Dann entwickelt jedoch einer der elf Spieler, die Medikamente erhalten, Resistenzen. Patienten wie er sind mit der alten Barriere konfrontiert, dass Medikamente der zweiten Behandlungslinie zu teuer und zu komplex zu verabreichen sind. Erneut setzt sich Ärzte ohne Grenzen gemeinsam mit dem Gesundheitsministerium dafür ein, nicht nur für eine Behandlung zu sorgen, sondern zu beweisen, dass trotz Resistenzen eine Therapie erfolgreich sein kann.

So wie Kameruns Fußballfans sich darauf vorbereiten, ihr Team anzufeuern, so werden sich wieder viele Patienten in Akonolinga vor Sylvestres Fernseher versammeln.
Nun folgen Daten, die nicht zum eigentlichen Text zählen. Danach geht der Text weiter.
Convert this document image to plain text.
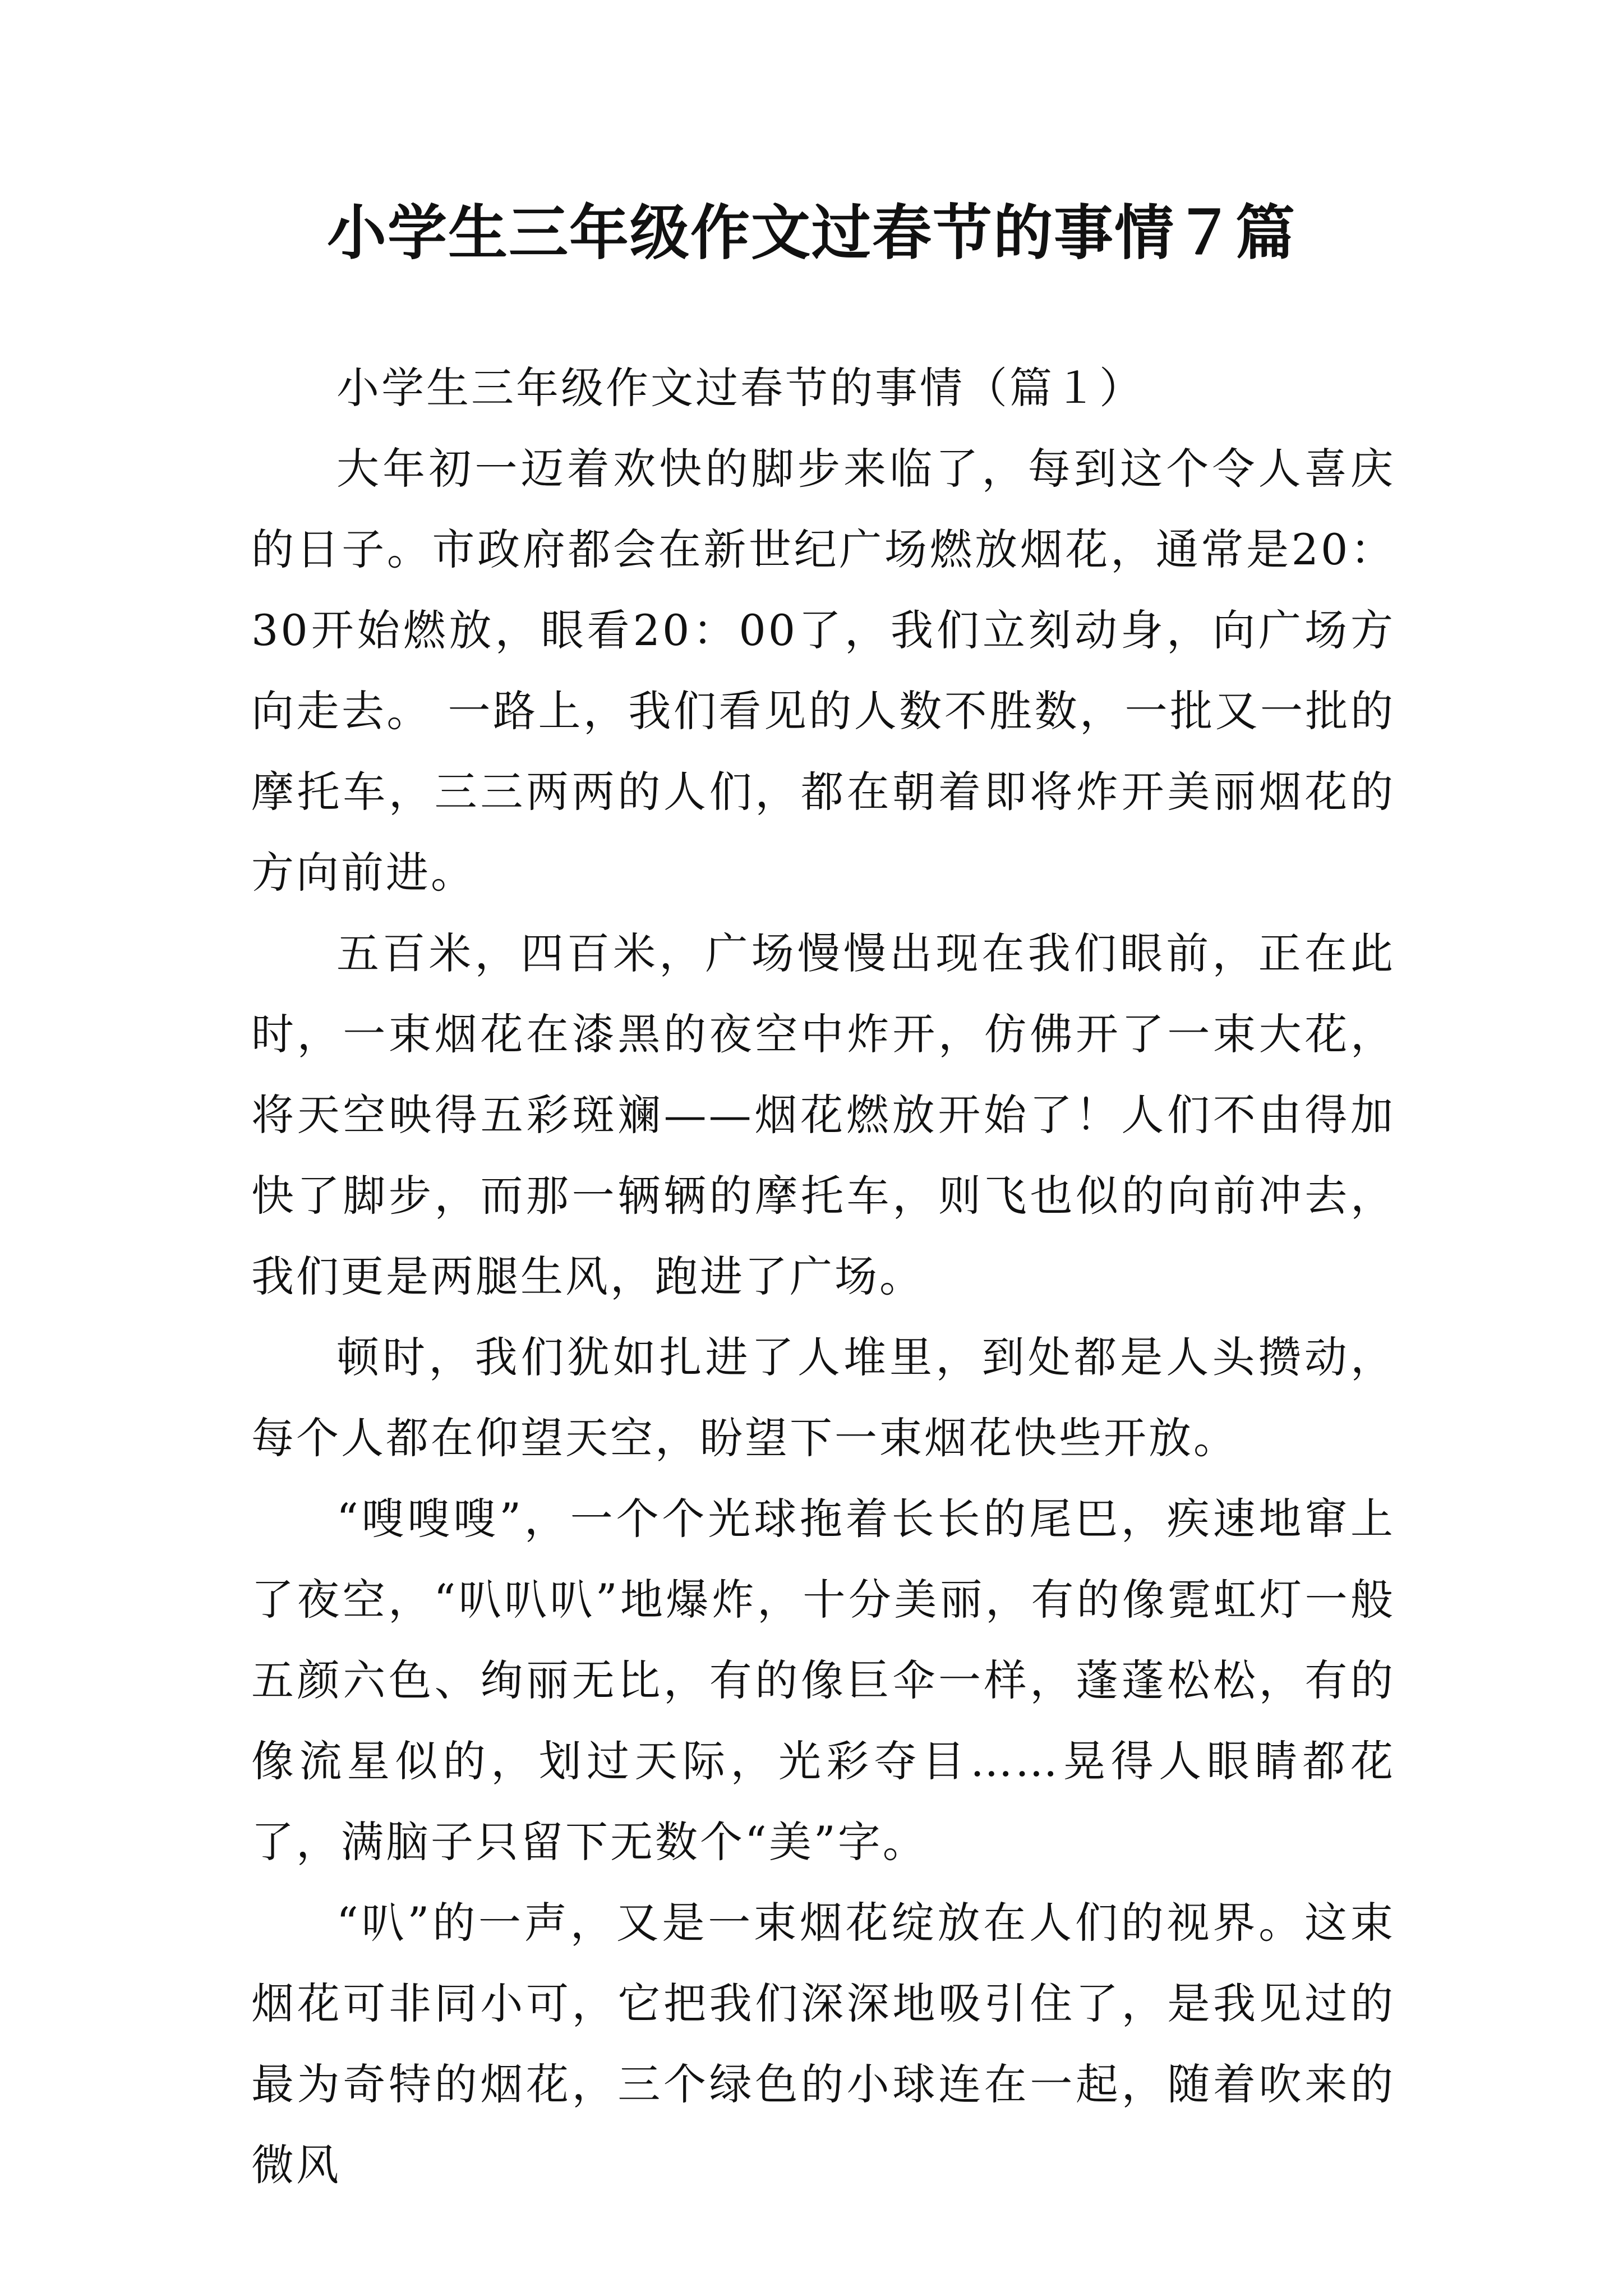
小学生三年级作文过春节的事情７篇

小学生三年级作文过春节的事情（篇１）

大年初一迈着欢快的脚步来临了，每到这个令人喜庆的日子。市政府都会在新世纪广场燃放烟花，通常是20：30开始燃放，眼看20：00了，我们立刻动身，向广场方向走去。 一路上，我们看见的人数不胜数，一批又一批的摩托车，三三两两的人们，都在朝着即将炸开美丽烟花的方向前进。

五百米，四百米，广场慢慢出现在我们眼前，正在此时，一束烟花在漆黑的夜空中炸开，仿佛开了一束大花，将天空映得五彩斑斓——烟花燃放开始了！人们不由得加快了脚步，而那一辆辆的摩托车，则飞也似的向前冲去，我们更是两腿生风，跑进了广场。

顿时，我们犹如扎进了人堆里，到处都是人头攒动，每个人都在仰望天空，盼望下一束烟花快些开放。

“嗖嗖嗖”，一个个光球拖着长长的尾巴，疾速地窜上了夜空，“叭叭叭”地爆炸，十分美丽，有的像霓虹灯一般五颜六色、绚丽无比，有的像巨伞一样，蓬蓬松松，有的像流星似的，划过天际，光彩夺目……晃得人眼睛都花了，满脑子只留下无数个“美”字。

“叭”的一声，又是一束烟花绽放在人们的视界。这束烟花可非同小可，它把我们深深地吸引住了，是我见过的最为奇特的烟花，三个绿色的小球连在一起，随着吹来的微风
Und mit dem gemeinschaftlichen Jubel werden die "Unbezähmbaren Löwen" stürmen, für den Stolz und die Hoffnung ihres Landes und für die Menschen, die mit HIV/Aids leben.

Marcell Nimfuehr ist Communications Advisor (Pressereferent) für die Projekte von Ärzte ohne Grenzen in Kamerun.